Baruch Spinoza Quotes
Quotes by and about Baruch Spinoza
(Continued from his main entry on the site.)
Spinoza: "Peace is not an absence of war, it is ... a state of mind, a disposition for benevolence."
Spinoza: "He, who endeavors to lead men by reason, does not act by impulse but courteously and kindly, and his intention is always consistent."
Spinoza: "I submit that the world would be much happier, if men were as fully able to keep silence as they are to speak. Men can govern anything [except] their tongue."
Spinoza: "Hatred is increased by being reciprocated, and can on the other hand be destroyed by love. ... He who conceives ... that the object of hate loves him [will] banish the hatred from his mind. ... Therefore he who lives under the guidance of reason will endeavor to repay hatred with love, that is, with kindness."
Spinoza: "All ... causes of hatred depend solely on differences [in the affectations of men]. ... [Where there is] agreement between men's natures [there is no hatred]."
Spinoza: "He who rightly realizes, that all things follow from the necessity of the divine nature, and come to pass in accordance with the eternal laws and rules of nature, will not find anything worthy of hatred, derision, or contempt, nor will he bestow pity on anything, but to the utmost extent of human virtue he will endeavor to do well, as the saying is, and to rejoice."

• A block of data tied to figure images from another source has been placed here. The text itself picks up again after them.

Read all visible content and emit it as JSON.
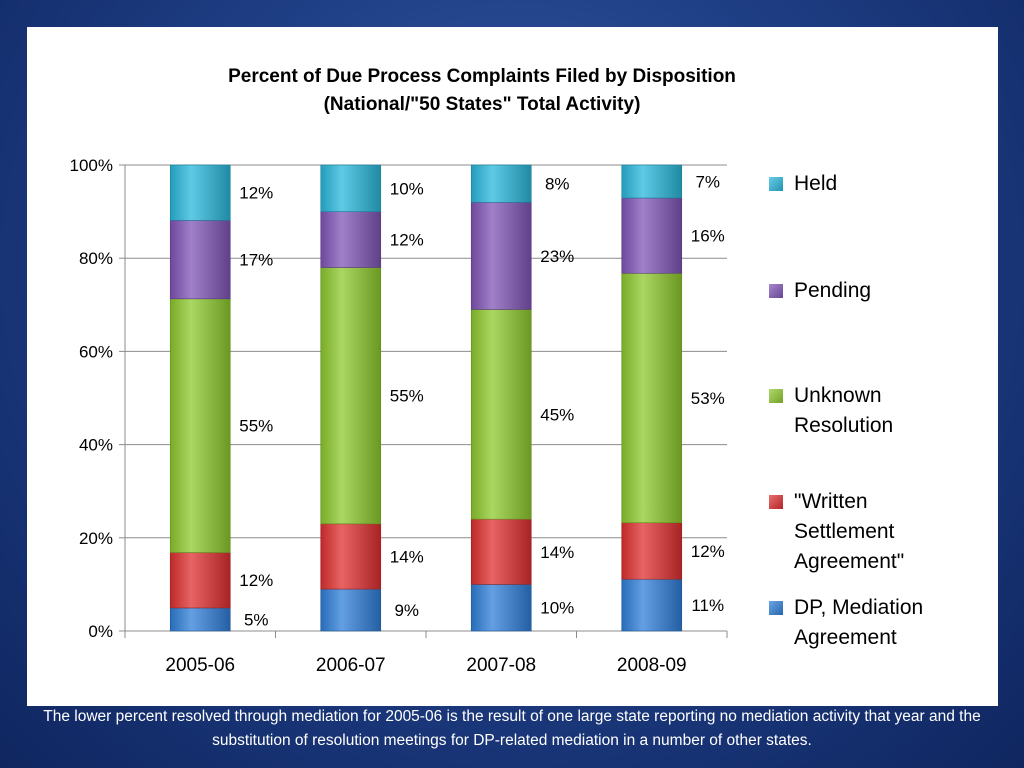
{
  "title_line1": "Percent of Due Process Complaints Filed by Disposition",
  "title_line2": "(National/\"50 States\" Total Activity)",
  "caption": "The lower percent resolved through mediation for 2005-06 is the result of one large state reporting no mediation activity that year and the substitution of resolution meetings for DP-related mediation in a number of other states.",
  "chart_data": {
    "type": "bar",
    "stacked": true,
    "percent": true,
    "categories": [
      "2005-06",
      "2006-07",
      "2007-08",
      "2008-09"
    ],
    "ylim": [
      0,
      100
    ],
    "yticks": [
      "0%",
      "20%",
      "40%",
      "60%",
      "80%",
      "100%"
    ],
    "legend_position": "right",
    "grid": true,
    "series": [
      {
        "name": "DP, Mediation Agreement",
        "values": [
          5,
          9,
          10,
          11
        ],
        "labels": [
          "5%",
          "9%",
          "10%",
          "11%"
        ],
        "color": "#2f7fd8"
      },
      {
        "name": "\"Written Settlement Agreement\"",
        "values": [
          12,
          14,
          14,
          12
        ],
        "labels": [
          "12%",
          "14%",
          "14%",
          "12%"
        ],
        "color": "#e03030"
      },
      {
        "name": "Unknown Resolution",
        "values": [
          55,
          55,
          45,
          53
        ],
        "labels": [
          "55%",
          "55%",
          "45%",
          "53%"
        ],
        "color": "#8ec92e"
      },
      {
        "name": "Pending",
        "values": [
          17,
          12,
          23,
          16
        ],
        "labels": [
          "17%",
          "12%",
          "23%",
          "16%"
        ],
        "color": "#8155b8"
      },
      {
        "name": "Held",
        "values": [
          12,
          10,
          8,
          7
        ],
        "labels": [
          "12%",
          "10%",
          "8%",
          "7%"
        ],
        "color": "#2ab8dc"
      }
    ],
    "legend_items": [
      {
        "text": "Held",
        "color": "#2ab8dc"
      },
      {
        "text": "Pending",
        "color": "#8155b8"
      },
      {
        "text": "Unknown\nResolution",
        "color": "#8ec92e"
      },
      {
        "text": "\"Written\nSettlement\nAgreement\"",
        "color": "#e03030"
      },
      {
        "text": "DP, Mediation\nAgreement",
        "color": "#2f7fd8"
      }
    ]
  }
}
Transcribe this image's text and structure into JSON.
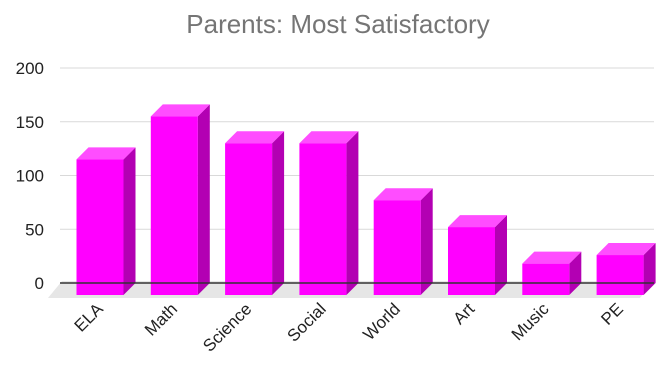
{
  "chart_data": {
    "type": "bar",
    "title": "Parents: Most Satisfactory",
    "xlabel": "",
    "ylabel": "",
    "categories": [
      "ELA",
      "Math",
      "Science",
      "Social",
      "World",
      "Art",
      "Music",
      "PE"
    ],
    "values": [
      115,
      155,
      130,
      130,
      77,
      52,
      18,
      26
    ],
    "ylim": [
      0,
      200
    ],
    "yticks": [
      0,
      50,
      100,
      150,
      200
    ],
    "grid": true,
    "legend": "none",
    "style": "3d-column",
    "colors": {
      "bar_front": "#ff00ff",
      "bar_top": "#ff4dff",
      "bar_side": "#b300b3",
      "floor": "#e6e6e6",
      "gridline": "#d9d9d9",
      "axis": "#333333",
      "title": "#757575",
      "text": "#222222"
    }
  }
}
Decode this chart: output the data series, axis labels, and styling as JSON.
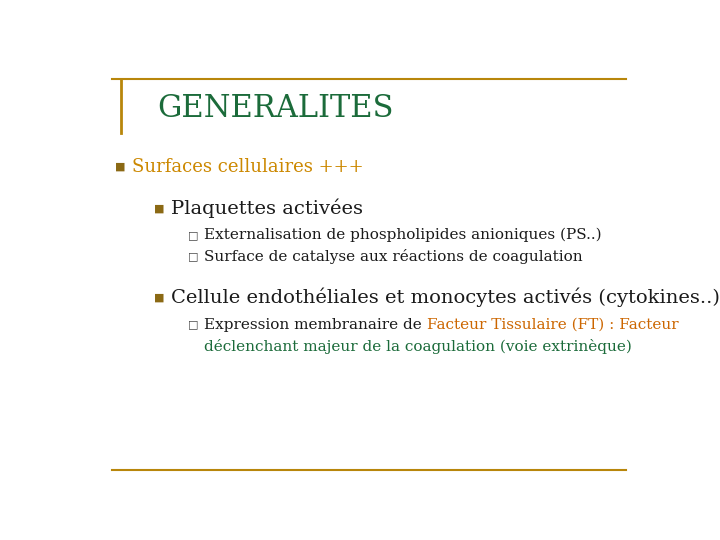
{
  "title": "GENERALITES",
  "title_color": "#1B6B3A",
  "title_fontsize": 22,
  "border_color": "#B8860B",
  "bg_color": "#FFFFFF",
  "bullet1_text": "Surfaces cellulaires +++",
  "bullet1_color": "#CC8800",
  "bullet1_fontsize": 13,
  "bullet1_marker_color": "#8B6914",
  "sub_bullet1_text": "Plaquettes activées",
  "sub_bullet1_color": "#1A1A1A",
  "sub_bullet1_fontsize": 14,
  "sub_bullet1_marker_color": "#8B6914",
  "q1_text": "Externalisation de phospholipides anioniques (PS..)",
  "q1_color": "#1A1A1A",
  "q1_fontsize": 11,
  "q2_text": "Surface de catalyse aux réactions de coagulation",
  "q2_color": "#1A1A1A",
  "q2_fontsize": 11,
  "sub_bullet2_text": "Cellule endothéliales et monocytes activés (cytokines..)",
  "sub_bullet2_color": "#1A1A1A",
  "sub_bullet2_fontsize": 14,
  "sub_bullet2_marker_color": "#8B6914",
  "q3_prefix": "Expression membranaire de ",
  "q3_orange": "Facteur Tissulaire (FT) : Facteur",
  "q3_green_line2": "déclenchant majeur de la coagulation (voie extrinèque)",
  "q3_text_color": "#1A1A1A",
  "q3_orange_color": "#CC6600",
  "q3_green_color": "#1B6B3A",
  "q3_fontsize": 11,
  "square_marker_color": "#444444"
}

Spinoza: "He, who is easily touched with compassion, and is moved by another's sorrow or tears, often does something which he afterwards regrets; partly because we can never be sure that an action caused by emotion is good, partly because we are easily deceived by false tears. I am in this place expressly speaking of a man living under the guidance of reason. He who is moved to help others neither by reason nor by compassion, is rightly styled inhuman, for he seems unlike a man."
Spinoza: "The good, which a man desires for himself and loves, he will love more constantly, if he sees that others love it also. [Therefore] he will endeavor ... to bring about that all should rejoice therein."
Spinoza: "Men are moved by opinion more readily than by true reason. ... The true knowledge of good and evil stirs up conflicts in the soul, and often yields to every kind of passion."
Spinoza: "Men who are governed by reason - that is, who seek what is useful to them in accordance with reason - desire for themselves nothing, which they do not also desire for the rest of mankind, and, consequently, are just, faithful, and honourable in their conduct."
Spinoza: "It follows ... from the very nature of reason, that man’s highest good is common to all, inasmuch as it is deduced from the very essence of man, in so far as defined by reason; and that a man could neither be, nor be conceived without the power of taking pleasure in this highest good. For it belongs to the essence of the human mind, to have an adequate knowledge of the eternal and infinite essence of God."
Spinoza: "There can be no hope without fear, and no fear without hope. ... [The same applies to] love and hatred."
Spinoza: "Everyone endeavors ... to cause others to love what he himself loves, and to hate what he himself hates: as the poet says: 'As lovers let us share every hope and every fear: ironhearted were he who should love what the other leaves.'"
Henry Oldenburg [to Spinoza:] "Solid learning, conjoined with courtesy and refinement of manners (wherewith both nature and art have most amply endowed you), carries with it such charms as to command the love of every honourable and liberally-educated man."
Kelley L. Ross: "[Jefferson and Spinoza] honored the same rationalized, secularized, and impersonal Deity."
Nietzsche: "I am utterly amazed, utterly enchanted! I have a precursor, and what a precursor! I hardly knew Spinoza."
Friedrich Nietzsche: "[Spinoza had] personal timidity and vulnerability."